傅吹星露出的侧颈修长优美,就像一潭白净的雪,总感觉应当洒落零星的红梅点缀。
胡七阙看了一眼,写话本的手便蠢蠢欲动,从歌颂兄弟情一路拐进了艳情戏大门:“所以说这个嘛,是郁偌应该做的!”暖不暖是其次,重要的是小师兄不能被外面的阿猫阿狗看了去!
傅吹星差点被她系的带子勒窒息了,忍不住睁大了眼,随即便被胡七阙拽住了衣角,期期艾艾地说:“小师兄,我想拜托你一件事。”
傅吹星以为她遇上了难题,当即正色道:“你说,我一定做到。”他没有先问是什么事,毕竟胡七阙看似胡搅蛮缠,实则性格要强至极,决不肯轻易求助,此刻恐怕是真的犯难了。
总不能是让他出手帮忙教训登徒子吧?
胡七阙下了一个隔音咒,快速讲明了这请求的始末。
斗乐大典远在万里之外的九歌九弃堂,因此桑令宗上下都乘坐飞舟前去。
而想要在万丈高空中操控飞舟安全妥当、如履平地,确实不易,早在几百年前,众多仙门考虑到为弟子出行负责,联合设立了统一标准的飞舟驾驶考试。

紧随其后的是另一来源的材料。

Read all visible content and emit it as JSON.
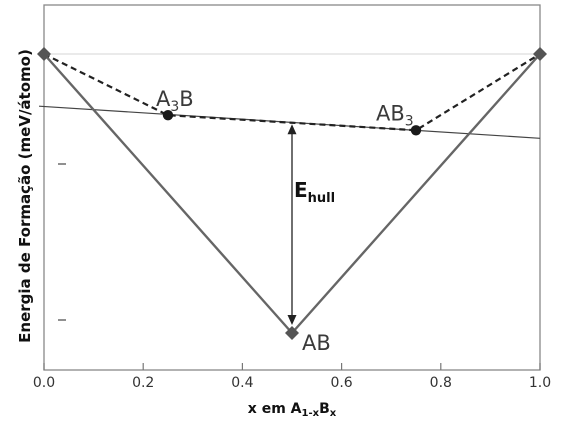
{
  "chart_data": {
    "type": "line",
    "xlabel_parts": [
      "x em A",
      "1-x",
      "B",
      "x"
    ],
    "ylabel": "Energia de Formação (meV/átomo)",
    "xlim": [
      0.0,
      1.0
    ],
    "x_ticks": [
      "0.0",
      "0.2",
      "0.4",
      "0.6",
      "0.8",
      "1.0"
    ],
    "points": [
      {
        "label": "",
        "x": 0.0,
        "marker": "diamond",
        "energy": 0
      },
      {
        "label_main": "A",
        "label_sub": "3",
        "label_end": "B",
        "x": 0.25,
        "marker": "circle",
        "energy": -61
      },
      {
        "label_main": "AB",
        "label_sub": "",
        "label_end": "",
        "x": 0.5,
        "marker": "diamond",
        "energy": -278
      },
      {
        "label_main": "AB",
        "label_sub": "3",
        "label_end": "",
        "x": 0.75,
        "marker": "circle",
        "energy": -76
      },
      {
        "label": "",
        "x": 1.0,
        "marker": "diamond",
        "energy": 0
      }
    ],
    "hull_line": {
      "x": [
        0.0,
        0.5,
        1.0
      ],
      "energy": [
        0,
        -278,
        0
      ],
      "style": "solid",
      "color": "#666666"
    },
    "dashed_hull": {
      "x": [
        0.0,
        0.25,
        0.75,
        1.0
      ],
      "energy": [
        0,
        -61,
        -76,
        0
      ],
      "style": "dashed",
      "color": "#222222"
    },
    "reference_line": {
      "x": [
        -0.01,
        1.0
      ],
      "energy": [
        -52,
        -84
      ],
      "style": "solid",
      "color": "#444444"
    },
    "annotation": {
      "text_main": "E",
      "text_sub": "hull",
      "x": 0.5,
      "energy_from": -278,
      "energy_to": -68
    }
  }
}
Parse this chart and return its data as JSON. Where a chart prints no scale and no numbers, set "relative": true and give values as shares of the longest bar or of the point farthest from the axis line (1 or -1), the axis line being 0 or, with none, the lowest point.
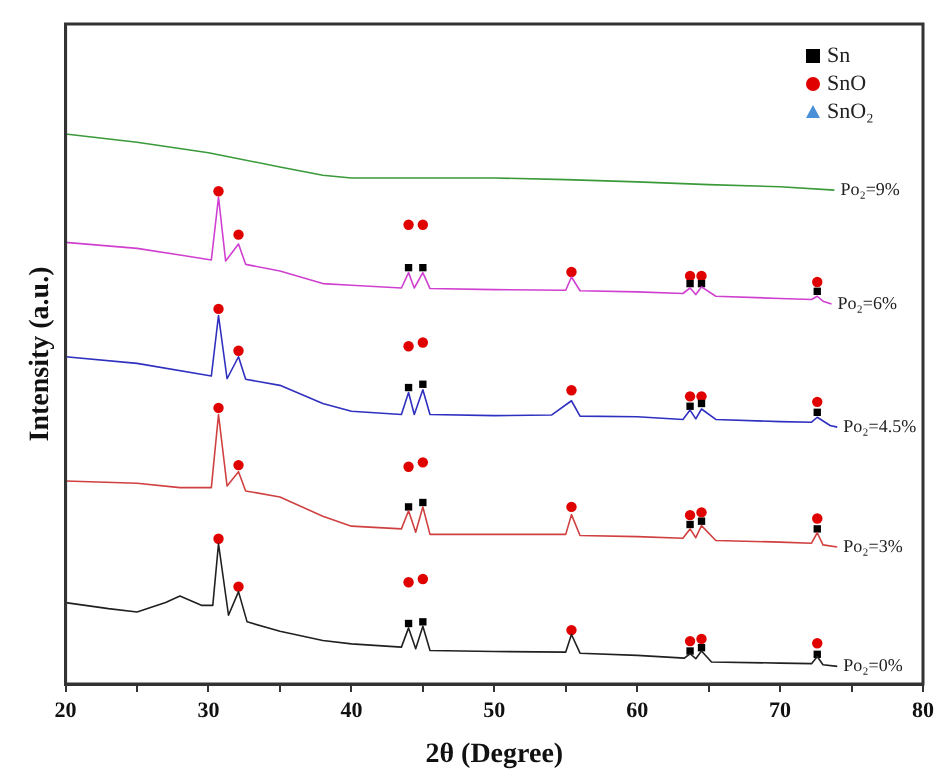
{
  "chart_data": {
    "type": "line",
    "relative": true,
    "xlabel": "2θ (Degree)",
    "ylabel": "Intensity (a.u.)",
    "xlim": [
      20,
      80
    ],
    "xticks": [
      20,
      {
        "value": 25,
        "label": null
      },
      30,
      {
        "value": 35,
        "label": null
      },
      40,
      {
        "value": 45,
        "label": null
      },
      50,
      {
        "value": 55,
        "label": null
      },
      60,
      {
        "value": 65,
        "label": null
      },
      70,
      {
        "value": 75,
        "label": null
      },
      80
    ],
    "grid": false,
    "legend": "top right",
    "marker": "none",
    "line_style": "solid",
    "series": [
      {
        "name": "Po₂=9%",
        "color": "#3a9a3a",
        "x": [
          20,
          25,
          30,
          35,
          38,
          40,
          45,
          50,
          55,
          60,
          65,
          70,
          73.8
        ],
        "values": [
          1.0,
          0.985,
          0.966,
          0.94,
          0.925,
          0.92,
          0.92,
          0.92,
          0.917,
          0.913,
          0.908,
          0.904,
          0.898
        ]
      },
      {
        "name": "Po₂=6%",
        "color": "#d040d0",
        "x": [
          20,
          25,
          28,
          30.2,
          30.7,
          31.2,
          32.1,
          32.6,
          35,
          38,
          40,
          43.5,
          44,
          44.4,
          45,
          45.5,
          50,
          55,
          55.4,
          56,
          60,
          63.2,
          63.7,
          64.1,
          64.5,
          65.5,
          70,
          72.2,
          72.6,
          73,
          73.6
        ],
        "values": [
          0.803,
          0.792,
          0.78,
          0.771,
          0.885,
          0.769,
          0.8,
          0.763,
          0.751,
          0.728,
          0.725,
          0.72,
          0.748,
          0.72,
          0.748,
          0.719,
          0.717,
          0.716,
          0.74,
          0.715,
          0.713,
          0.71,
          0.72,
          0.708,
          0.722,
          0.705,
          0.701,
          0.699,
          0.705,
          0.696,
          0.691
        ]
      },
      {
        "name": "Po₂=4.5%",
        "color": "#3030c0",
        "x": [
          20,
          25,
          30.2,
          30.7,
          31.3,
          32.1,
          32.6,
          35,
          38,
          40,
          43.5,
          44,
          44.4,
          45,
          45.5,
          50,
          54,
          55.4,
          56,
          60,
          63.2,
          63.7,
          64.1,
          64.5,
          65.5,
          70,
          72.2,
          72.6,
          73.5,
          74
        ],
        "values": [
          0.595,
          0.583,
          0.56,
          0.67,
          0.555,
          0.595,
          0.554,
          0.543,
          0.51,
          0.496,
          0.49,
          0.53,
          0.49,
          0.535,
          0.49,
          0.488,
          0.489,
          0.515,
          0.487,
          0.486,
          0.481,
          0.498,
          0.482,
          0.5,
          0.481,
          0.477,
          0.476,
          0.485,
          0.47,
          0.467
        ]
      },
      {
        "name": "Po₂=3%",
        "color": "#d04040",
        "x": [
          20,
          25,
          28,
          30.2,
          30.7,
          31.3,
          32.1,
          32.6,
          35,
          38,
          40,
          43.5,
          44,
          44.5,
          45,
          45.5,
          50,
          55,
          55.4,
          56,
          60,
          63.2,
          63.7,
          64.1,
          64.5,
          65.5,
          70,
          72.2,
          72.6,
          73,
          74
        ],
        "values": [
          0.369,
          0.365,
          0.357,
          0.357,
          0.49,
          0.36,
          0.386,
          0.351,
          0.34,
          0.305,
          0.287,
          0.282,
          0.315,
          0.276,
          0.322,
          0.272,
          0.272,
          0.272,
          0.308,
          0.27,
          0.268,
          0.265,
          0.282,
          0.266,
          0.288,
          0.261,
          0.258,
          0.256,
          0.275,
          0.253,
          0.249
        ]
      },
      {
        "name": "Po₂=0%",
        "color": "#202020",
        "x": [
          20,
          23,
          25,
          27,
          28,
          29.5,
          30.3,
          30.7,
          31.4,
          32.1,
          32.7,
          35,
          38,
          40,
          43.5,
          44,
          44.5,
          45,
          45.5,
          50,
          55,
          55.4,
          56,
          60,
          63.3,
          63.7,
          64.1,
          64.5,
          65.2,
          70,
          72.2,
          72.6,
          73,
          74
        ],
        "values": [
          0.148,
          0.137,
          0.131,
          0.148,
          0.16,
          0.143,
          0.143,
          0.255,
          0.125,
          0.168,
          0.113,
          0.096,
          0.079,
          0.073,
          0.067,
          0.102,
          0.064,
          0.105,
          0.061,
          0.059,
          0.058,
          0.09,
          0.056,
          0.052,
          0.047,
          0.055,
          0.046,
          0.06,
          0.04,
          0.038,
          0.037,
          0.05,
          0.035,
          0.032
        ]
      },
      {
        "name": "Sn",
        "type": "scatter",
        "marker": "square",
        "color": "#000000",
        "x": [
          44,
          45,
          63.7,
          64.5,
          72.6,
          44,
          45,
          63.7,
          64.5,
          72.6,
          44,
          45,
          63.7,
          64.5,
          72.6,
          44,
          45,
          63.7,
          64.5,
          72.6
        ],
        "values": [
          0.757,
          0.757,
          0.728,
          0.728,
          0.714,
          0.539,
          0.545,
          0.505,
          0.51,
          0.494,
          0.322,
          0.33,
          0.29,
          0.296,
          0.282,
          0.11,
          0.113,
          0.06,
          0.066,
          0.054
        ]
      },
      {
        "name": "SnO",
        "type": "scatter",
        "marker": "circle",
        "color": "#e00000",
        "x": [
          30.7,
          32.1,
          44,
          45,
          55.4,
          63.7,
          64.5,
          72.6,
          30.7,
          32.1,
          44,
          45,
          55.4,
          63.7,
          64.5,
          72.6,
          30.7,
          32.1,
          44,
          45,
          55.4,
          63.7,
          64.5,
          72.6,
          30.7,
          32.1,
          44,
          45,
          55.4,
          63.7,
          64.5,
          72.6
        ],
        "values": [
          0.896,
          0.817,
          0.835,
          0.835,
          0.749,
          0.742,
          0.742,
          0.731,
          0.682,
          0.606,
          0.614,
          0.621,
          0.534,
          0.523,
          0.523,
          0.513,
          0.502,
          0.398,
          0.395,
          0.403,
          0.322,
          0.307,
          0.312,
          0.301,
          0.264,
          0.177,
          0.185,
          0.191,
          0.098,
          0.078,
          0.082,
          0.074
        ]
      },
      {
        "name": "SnO₂",
        "type": "scatter",
        "marker": "triangle",
        "color": "#4a90d9"
      }
    ]
  }
}
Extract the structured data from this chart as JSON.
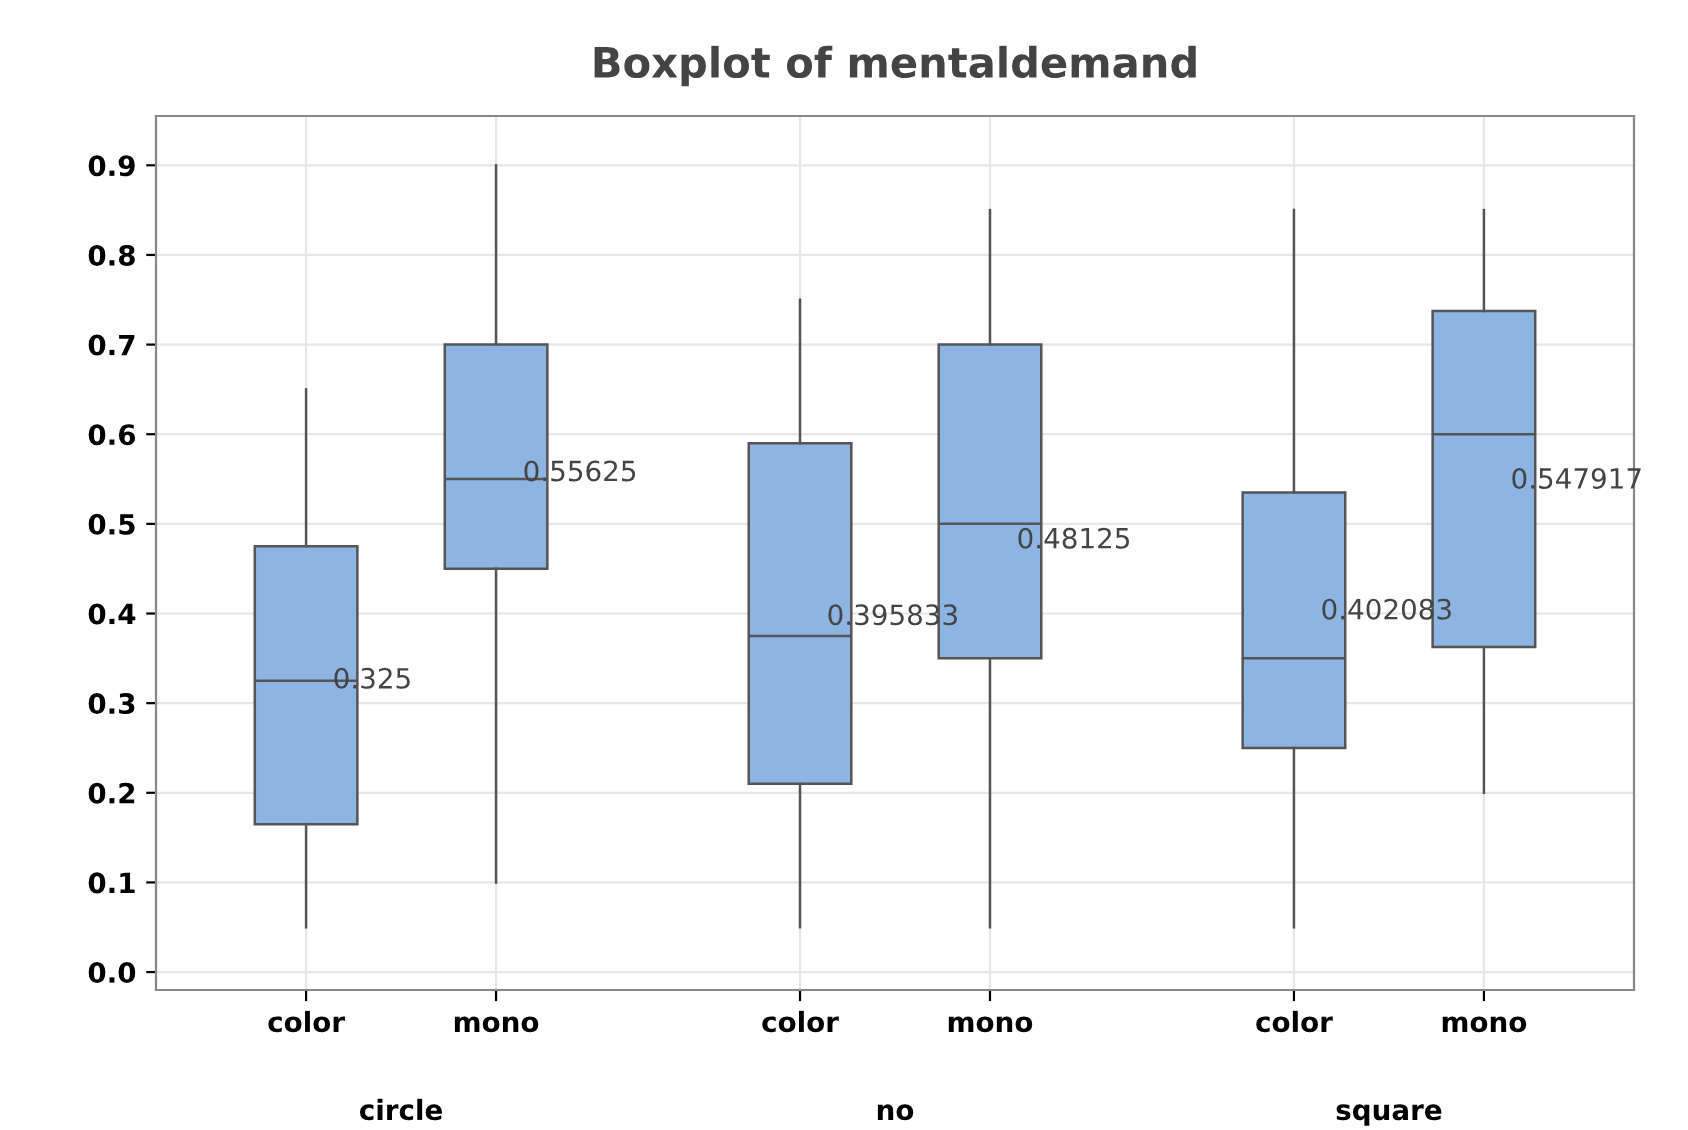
{
  "chart_data": {
    "type": "box",
    "title": "Boxplot of mentaldemand",
    "categories": [
      "color",
      "mono",
      "color",
      "mono",
      "color",
      "mono"
    ],
    "annotations": [
      "circle",
      "no",
      "square"
    ],
    "boxes": [
      {
        "low": 0.05,
        "q1": 0.165,
        "median": 0.325,
        "q3": 0.475,
        "high": 0.65
      },
      {
        "low": 0.1,
        "q1": 0.45,
        "median": 0.55,
        "q3": 0.7,
        "high": 0.9
      },
      {
        "low": 0.05,
        "q1": 0.21,
        "median": 0.375,
        "q3": 0.59,
        "high": 0.75
      },
      {
        "low": 0.05,
        "q1": 0.35,
        "median": 0.5,
        "q3": 0.7,
        "high": 0.85
      },
      {
        "low": 0.05,
        "q1": 0.25,
        "median": 0.35,
        "q3": 0.535,
        "high": 0.85
      },
      {
        "low": 0.2,
        "q1": 0.3625,
        "median": 0.6,
        "q3": 0.7375,
        "high": 0.85
      }
    ],
    "value_labels": [
      "0.325",
      "0.55625",
      "0.395833",
      "0.48125",
      "0.402083",
      "0.547917"
    ],
    "color": "#8db4e2",
    "grid": true,
    "ylim": [
      -0.02,
      0.955
    ],
    "yticks": [
      {
        "value": 0,
        "label": "0.0"
      },
      0.1,
      0.2,
      0.3,
      0.4,
      0.5,
      0.6,
      0.7,
      0.8,
      0.9
    ]
  }
}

傅吹星潜心追求力量的修行,出门自可御剑,对这个兴趣不大。
反而是二师兄,一共考了八次才通过飞舟驾驶证,不料第二天就因为醉驾被吊销了。就在不久前,他低空飞过了第九次考试,总算是没出幺蛾子,所以这次便是由他操控凌霄舟,带领众多弟子前往斗乐大典。
但胡七阙深深觉得,在这件事上,即使是没参加考试的傅吹星,也远比二师兄靠谱一万倍。二师兄开的不是飞舟,是速度与激情。
“我会去飞舟顶层的驾驶室看顾一二。”傅吹星欣然同意,他有保护同门安全的责任。
驾驶室,四壁狭隘,机械林立,二师弟正拿着一面精密冗杂的巨大罗盘正缓缓拨弄,头顶星相图的投影映射下来,试图校准。
“这个怎么调了地平八次还是路径不周正呢?”他挠着头嘀咕,正要再试一次,忽然看见一片绯色衣角飘了进来。
只有傅吹星才会穿这种肃杀冷艳的色泽。
嗖,二师弟当场高高弹起,又从天花板上飘下来,把罗盘往身后一藏,若无其事:“什么风把小师兄吹来了?”